There I was, minding my own business when I caught a glimpse of my right profile, and horror upon horror, there was a fold of skin positively hanging off my chin! It was simply awful! At first, I thought it was a trick of the light, so I shifted a bit closer to the glass to make sure I was wrong. There was a student in the lift with me at the time, so I couldn’t start too probing an examination. I mean what would he have thought of this potty old woman (anyone over thirty is old to them) pinching and pushing at the skin on her neck as if she was trying to shove it back into place.
Nevertheless, I thrust my chin out and raised my head high , and wonder on wonder, it seemed to disappear. Whew! What a relief. It must have been the lighting after all.
But, the reprieve wasn’t to last.
The next shock came when Koos took a photo of me when I wasn’t paying attention and my face had literally ‘slumped’. It seemed that everything was falling off my chin then, not just one fold of skin. To make matters worse, he wanted to publish it on his blog! Well of course, I completely forbade that and made him delete the offending image forthwith. I had my reputation to think of after all – you know hip, cool and trendy – that one?
After this, I started looking up remedial exercises on the internet:
“How to stop sagging chins in five easy steps”; “creams to firm up floppy flab”; “10 minutes a day keeps saggy chins at bay”. I tried them all – I did ‘press ups’ with my jaw every night; shoved my tongue against my teeth twenty times each morning to exercise ‘those no good lazy neck muscles’ and then furiously rubbed cream into my neck four or five times a day. Alas, it was all in vain. The dratted flappy fold of skin kept wobbling at me – sneakily and cheekily when I was least expecting it.
Then, at last, after months of agonising over what to do, I found a solution – not a cure, mind you, just a simple, easy solution. I realised that this was one sign of advancing years I wasn’t going to get rid of without external intervention, and as that is not an option, the only other way to disguise my deteriorating dermis was to smile!

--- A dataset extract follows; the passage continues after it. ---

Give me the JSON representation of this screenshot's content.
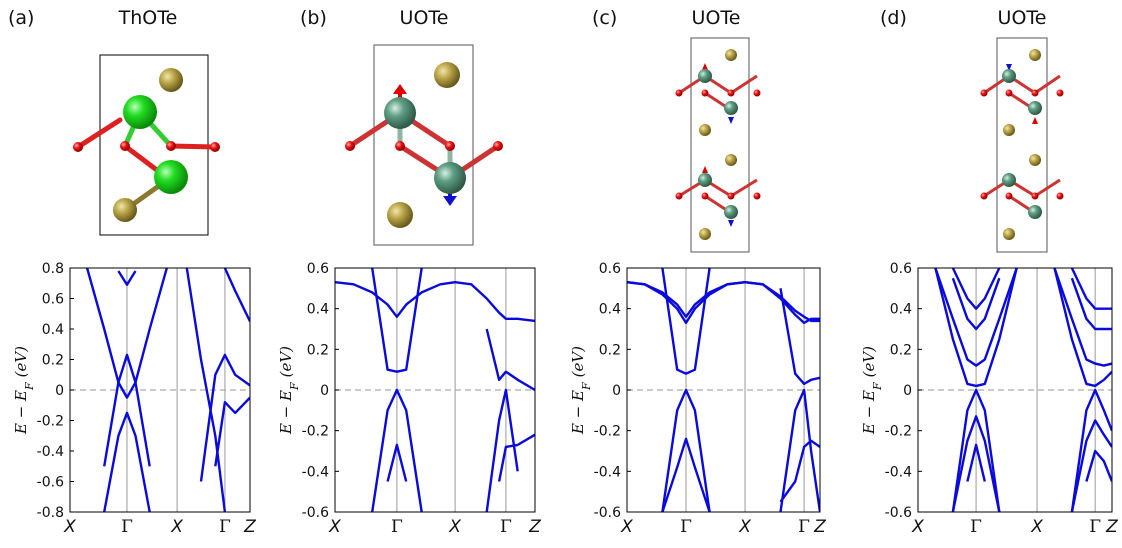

Yes, indeed, I discovered that just a big wide friendly smile fixed to my face had the same effect as a face lift, but with even greater benefits. The fact is, oh friends of the blogosphere, that the old saying is absolutely true, because if you smile at the world, it smiles right back at you and all is good.
So, chin tucks and face lifts be damned, for those of us who are doing our best to halt the ravages of time...a smile a day keeps the surgeon’s knife at bay!!